Amendment to the Act on Accounting (effective from 1 January 2016)

13. August 2015
Amendment to the Act on Accounting (effective from 1 January 2016)

Presently, an amendment to the Act on Accounting is submitted to the Senate for approval. It is the largest change in the said act in recent years. The change brings for example categorisation of accounting units according to their size, re-introduction of single-entry bookkeeping for some accounting units and attempt to reduce the administrative load for minor accounting units.

The amendment draft is based on the Direction of the European Parliament and Council No. 2013/34/EU dated 26 June 2013. Approval by Senate and president is still required to implement the rule in the Czech Republic.

Some principal changes in the Act on Accounting:

Categorisation of accounting units

The accounting units will be categorised into micro, small, middle-sized and large accounting units according to criteria we provide in Table No. 1 in this Article. The amendment also allows certain simplification or even exemption from certain obligations for micro and small accounting units, however on the precondition that such accounting units are not obliged to undergo audit. For summary of the categorisation of accounting units see Table No. 1.

Single-entry bookkeeping reintroduced

The amendment suggests conditions, under which single-entry bookkeeping may exist, especially for very small accounting units established not to make profit. Business organisations and accounting units under the audit obligation must have double-entry bookkeeping.            

Extending the definition and use of real value

The regulation will definitely not allow the micro accounting units to evaluate the individual components of assets and liabilities with their real value. Evaluation of property with real value will be permitted to such micro accounting units, which operate in the financial market and are subject to prudency rules, or on which the obligation to evaluate their property with real value is imposed by another domestic regulation (for example by the Act on Investment Companies and Investment Funds).
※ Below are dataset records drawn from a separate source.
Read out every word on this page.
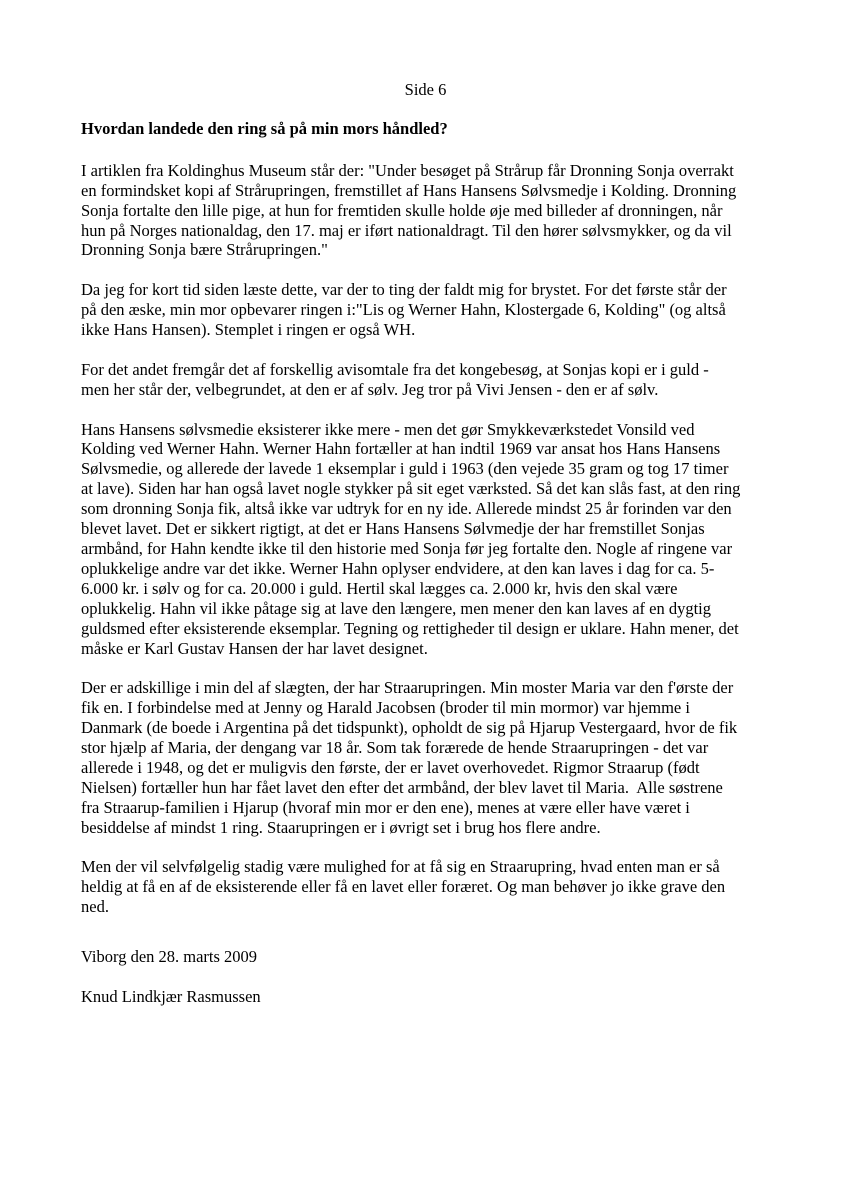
Side 6
Hvordan landede den ring så på min mors håndled?
I artiklen fra Koldinghus Museum står der: "Under besøget på Strårup får Dronning Sonja overrakt
en formindsket kopi af Strårupringen, fremstillet af Hans Hansens Sølvsmedje i Kolding. Dronning
Sonja fortalte den lille pige, at hun for fremtiden skulle holde øje med billeder af dronningen, når
hun på Norges nationaldag, den 17. maj er iført nationaldragt. Til den hører sølvsmykker, og da vil
Dronning Sonja bære Strårupringen."
Da jeg for kort tid siden læste dette, var der to ting der faldt mig for brystet. For det første står der
på den æske, min mor opbevarer ringen i:"Lis og Werner Hahn, Klostergade 6, Kolding" (og altså
ikke Hans Hansen). Stemplet i ringen er også WH.
For det andet fremgår det af forskellig avisomtale fra det kongebesøg, at Sonjas kopi er i guld -
men her står der, velbegrundet, at den er af sølv. Jeg tror på Vivi Jensen - den er af sølv.
Hans Hansens sølvsmedie eksisterer ikke mere - men det gør Smykkeværkstedet Vonsild ved
Kolding ved Werner Hahn. Werner Hahn fortæller at han indtil 1969 var ansat hos Hans Hansens
Sølvsmedie, og allerede der lavede 1 eksemplar i guld i 1963 (den vejede 35 gram og tog 17 timer
at lave). Siden har han også lavet nogle stykker på sit eget værksted. Så det kan slås fast, at den ring
som dronning Sonja fik, altså ikke var udtryk for en ny ide. Allerede mindst 25 år forinden var den
blevet lavet. Det er sikkert rigtigt, at det er Hans Hansens Sølvmedje der har fremstillet Sonjas
armbånd, for Hahn kendte ikke til den historie med Sonja før jeg fortalte den. Nogle af ringene var
oplukkelige andre var det ikke. Werner Hahn oplyser endvidere, at den kan laves i dag for ca. 5-
6.000 kr. i sølv og for ca. 20.000 i guld. Hertil skal lægges ca. 2.000 kr, hvis den skal være
oplukkelig. Hahn vil ikke påtage sig at lave den længere, men mener den kan laves af en dygtig
guldsmed efter eksisterende eksemplar. Tegning og rettigheder til design er uklare. Hahn mener, det
måske er Karl Gustav Hansen der har lavet designet.
Der er adskillige i min del af slægten, der har Straarupringen. Min moster Maria var den f'ørste der
fik en. I forbindelse med at Jenny og Harald Jacobsen (broder til min mormor) var hjemme i
Danmark (de boede i Argentina på det tidspunkt), opholdt de sig på Hjarup Vestergaard, hvor de fik
stor hjælp af Maria, der dengang var 18 år. Som tak forærede de hende Straarupringen - det var
allerede i 1948, og det er muligvis den første, der er lavet overhovedet. Rigmor Straarup (født
Nielsen) fortæller hun har fået lavet den efter det armbånd, der blev lavet til Maria.  Alle søstrene
fra Straarup-familien i Hjarup (hvoraf min mor er den ene), menes at være eller have været i
besiddelse af mindst 1 ring. Staarupringen er i øvrigt set i brug hos flere andre.
Men der vil selvfølgelig stadig være mulighed for at få sig en Straarupring, hvad enten man er så
heldig at få en af de eksisterende eller få en lavet eller foræret. Og man behøver jo ikke grave den
ned.
Viborg den 28. marts 2009
Knud Lindkjær Rasmussen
Dividend payment limitation

If an accounting unit is reporting results of its own research and development in the Balance Sheet, such unit will be limited in paying dividends. A part of accumulated losses must remain in the Balance Sheet up to the value of the results of the company's own research and development not written-off.

Definition of events after Balance Sheet date modified

The amendment suggests precise defining of the events, information of which has been obtained by the accounting unit between the Balance Sheet date and the Financial Statement compilation date, with two types of such events to be distinguished:

  • Events that already existed as of the Balance Sheet date; they shall be reported in the bookkeeping of the current accounting period;
  • Significant events that occurred after the Balance Sheet date; they shall be reported in an annexe to the Financial Statement.

Purpose of the Financial Statement

The amendment defines that the purpose of Financial Statement is to provide information to economic decisions of external users of the Financial Statement. This definition should also be the guidance for the accounting units in choosing the respective methods and procedures.

Definition of a public interest entity

Transfer of the definition of a public interest entity from Act No. 93/2009 Coll., on Auditors, to the Act on Accounting.

Expanding the definition of reserves

Definition of reserves as a liability has been added. It is still possible to make additions to reserves to cover liabilities, but also to cover expenses, especially with regard to use of the category "liability" in legal rules regulating bookkeeping.

Implementation of categorisation of consolidation groups

In accordance with implementation of the accounting units categorisation, a small consolidation group will be newly distinguished. Inclusion in the respective consolidation group will again depend on reaching or exceeding at least two of the three defined criteria (i.e. amount of assets, net turnover and average number of employees) as of the Balance Sheet date. In accordance with Section 22a (1), the category of small group of accounting units is exempted from the obligation to compile a consolidated Financial Statement. The category of small and large group does not need to be defined, as all provisions concerning consolidation pursuant to Sections 22 to 23a apply to them.

Reports on payments to governments

Such reports shall be elaborated by large accounting units and public interest entities, particularly for the reason of better transparency of payments made to governments. This applies to the accounting units engaged in mining industry or in wood cutting in original forests.

Finally, it is necessary to emphasise that the bill of the Act on Accounting has not yet been approved (as of the closing date of our magazine) and therefore the aforementioned information is subject to change. If the bill is approved in the current version, the financial statements produced for the accounting period starting on 1 January 2016 shall be governed by the new regulations. We are going to monitor the status of the Act on Accounting for you.